The New York neighborhoods I discovered were distinctive and separate patches of a quilt. The Lower East Side was historically Jewish, with its discount goods, crumbling synagogues, and Streit’s matzoh factory. Hispanic threads were embroidered in, and bodegas coexisted with bagel and bialy shops, Spanish commingling with any remaining Yiddish wafting from tenements and onto the streets. Chinatown was virtually all contained (though straining at the seams) below Canal Street and east of Mott, with Little Italy to the north, nestled cozily under red, white and green tinsel street bowers. Benign-looking social clubs harbored the kind of family business that I had only just witnessed on the big screen in The Godfather. I would work up the nerve to steal a peek inside, seeing only a few old Italian men sitting around a card table. Still, it was hard to shake the image of that horse head in the bed. Just that April, the mobster Crazy Joe Gallo was shot five times in Umberto’s Clam Bar while dining with his family, then stumbled to the street and died. Of course I had to walk over to the scene of the crime a few days later, not sure if I would see dried blood and a chalk outline, or if I even wanted to.
Part of the connecting stretch between these colorful, ethnic blocks and Greenwich Village was Lafayette Street, empty and desolate on weekends, its sooty windows showcasing mysterious tool and die industry machines, quietly at rest.

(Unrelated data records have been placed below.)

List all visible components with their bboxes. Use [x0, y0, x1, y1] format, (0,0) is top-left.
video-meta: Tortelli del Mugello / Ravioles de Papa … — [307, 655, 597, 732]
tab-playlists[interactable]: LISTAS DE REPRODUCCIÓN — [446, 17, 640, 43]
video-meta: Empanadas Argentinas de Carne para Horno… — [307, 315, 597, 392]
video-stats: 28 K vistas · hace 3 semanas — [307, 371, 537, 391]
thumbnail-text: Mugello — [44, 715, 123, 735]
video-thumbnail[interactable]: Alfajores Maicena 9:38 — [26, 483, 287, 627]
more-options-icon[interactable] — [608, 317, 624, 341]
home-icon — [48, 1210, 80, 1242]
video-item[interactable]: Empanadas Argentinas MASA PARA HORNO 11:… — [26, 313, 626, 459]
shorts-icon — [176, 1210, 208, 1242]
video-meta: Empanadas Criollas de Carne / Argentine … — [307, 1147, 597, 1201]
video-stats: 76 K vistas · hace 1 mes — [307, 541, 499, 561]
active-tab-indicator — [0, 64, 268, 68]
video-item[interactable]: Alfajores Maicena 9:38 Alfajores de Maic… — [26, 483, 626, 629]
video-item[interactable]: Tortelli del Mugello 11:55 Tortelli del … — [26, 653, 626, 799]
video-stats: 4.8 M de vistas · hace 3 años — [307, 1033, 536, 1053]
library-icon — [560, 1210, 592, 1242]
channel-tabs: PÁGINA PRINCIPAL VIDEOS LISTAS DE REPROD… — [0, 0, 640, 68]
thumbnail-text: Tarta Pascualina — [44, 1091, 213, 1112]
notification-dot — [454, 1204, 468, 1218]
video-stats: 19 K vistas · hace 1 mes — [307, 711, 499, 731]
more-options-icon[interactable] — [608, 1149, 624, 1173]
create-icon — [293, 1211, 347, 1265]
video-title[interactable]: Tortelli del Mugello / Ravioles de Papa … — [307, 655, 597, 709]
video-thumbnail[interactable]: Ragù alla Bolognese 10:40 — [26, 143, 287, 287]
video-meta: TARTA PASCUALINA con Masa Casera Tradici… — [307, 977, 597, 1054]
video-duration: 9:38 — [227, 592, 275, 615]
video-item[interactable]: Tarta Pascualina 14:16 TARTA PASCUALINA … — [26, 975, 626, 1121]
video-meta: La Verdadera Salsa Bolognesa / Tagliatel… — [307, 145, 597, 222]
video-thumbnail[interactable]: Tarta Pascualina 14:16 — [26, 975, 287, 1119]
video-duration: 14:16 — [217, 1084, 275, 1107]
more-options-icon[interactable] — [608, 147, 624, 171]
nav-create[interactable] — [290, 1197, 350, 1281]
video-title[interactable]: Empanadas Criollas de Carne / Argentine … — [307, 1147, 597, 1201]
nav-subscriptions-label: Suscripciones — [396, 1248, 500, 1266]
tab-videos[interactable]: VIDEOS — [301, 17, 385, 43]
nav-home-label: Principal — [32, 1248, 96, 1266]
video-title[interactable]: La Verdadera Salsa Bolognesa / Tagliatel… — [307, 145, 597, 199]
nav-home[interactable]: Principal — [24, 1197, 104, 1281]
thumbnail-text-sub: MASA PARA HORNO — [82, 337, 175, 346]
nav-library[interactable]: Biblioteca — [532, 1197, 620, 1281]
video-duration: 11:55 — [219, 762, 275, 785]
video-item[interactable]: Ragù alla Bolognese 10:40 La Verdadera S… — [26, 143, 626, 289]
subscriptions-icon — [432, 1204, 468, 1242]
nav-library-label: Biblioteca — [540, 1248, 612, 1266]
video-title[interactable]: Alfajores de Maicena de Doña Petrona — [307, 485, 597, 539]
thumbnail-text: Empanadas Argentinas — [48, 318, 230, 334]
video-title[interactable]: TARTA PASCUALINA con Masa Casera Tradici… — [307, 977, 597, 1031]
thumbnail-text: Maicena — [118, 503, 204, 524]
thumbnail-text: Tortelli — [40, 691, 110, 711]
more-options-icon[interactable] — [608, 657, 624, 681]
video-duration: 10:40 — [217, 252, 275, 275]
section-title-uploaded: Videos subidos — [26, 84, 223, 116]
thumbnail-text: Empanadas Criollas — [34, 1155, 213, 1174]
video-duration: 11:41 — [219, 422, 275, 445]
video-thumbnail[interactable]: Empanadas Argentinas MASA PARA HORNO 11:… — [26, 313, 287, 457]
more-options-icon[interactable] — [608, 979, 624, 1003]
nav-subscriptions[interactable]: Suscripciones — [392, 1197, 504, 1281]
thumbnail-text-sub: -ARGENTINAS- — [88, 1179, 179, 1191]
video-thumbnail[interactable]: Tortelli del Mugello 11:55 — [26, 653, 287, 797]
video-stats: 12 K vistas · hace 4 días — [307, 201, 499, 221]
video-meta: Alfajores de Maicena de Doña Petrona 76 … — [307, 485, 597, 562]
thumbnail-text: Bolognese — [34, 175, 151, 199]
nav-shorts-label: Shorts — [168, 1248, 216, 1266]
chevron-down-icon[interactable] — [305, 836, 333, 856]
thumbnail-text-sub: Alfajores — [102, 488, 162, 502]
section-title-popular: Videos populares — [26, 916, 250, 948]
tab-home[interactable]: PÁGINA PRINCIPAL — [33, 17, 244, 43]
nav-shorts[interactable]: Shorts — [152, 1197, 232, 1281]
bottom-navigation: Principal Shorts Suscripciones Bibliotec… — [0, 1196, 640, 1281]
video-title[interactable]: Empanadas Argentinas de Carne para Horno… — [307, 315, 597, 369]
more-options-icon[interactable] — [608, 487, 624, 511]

On the East River, the South Street seaport was not yet a tourist destination, and barely changed in two hundred years.
Only to the far south was there any evidence of the future, a double exclamation point to the city’s evolution from the days of Dutch commerce. The World Trade Center was nearly finished, looming mirage-like, our own Oz. One afternoon I decided to walk down West Broadway from Houston Street, until I was standing just below the towers. Along the way, quiet brick-surfaced side streets crowded my peripheral vision with ghosts of factory workers hurrying to punch the clock, and massive buildings, once proud dowagers of the industrial age, loitered as shadows of their former selves. Dumpsters were attached in front like aprons, overflowing with fabric scraps from sweatshops, and perched high above were water towers–tiaras from another time. It was the eeriest, emptiest walk I could remember, with the end always a bit further away than it seemed, just out of reach. Iconic: but of what? I didn’t know, in 1972.
Step by step I stitched myself into the fabric of this quilt I now called home.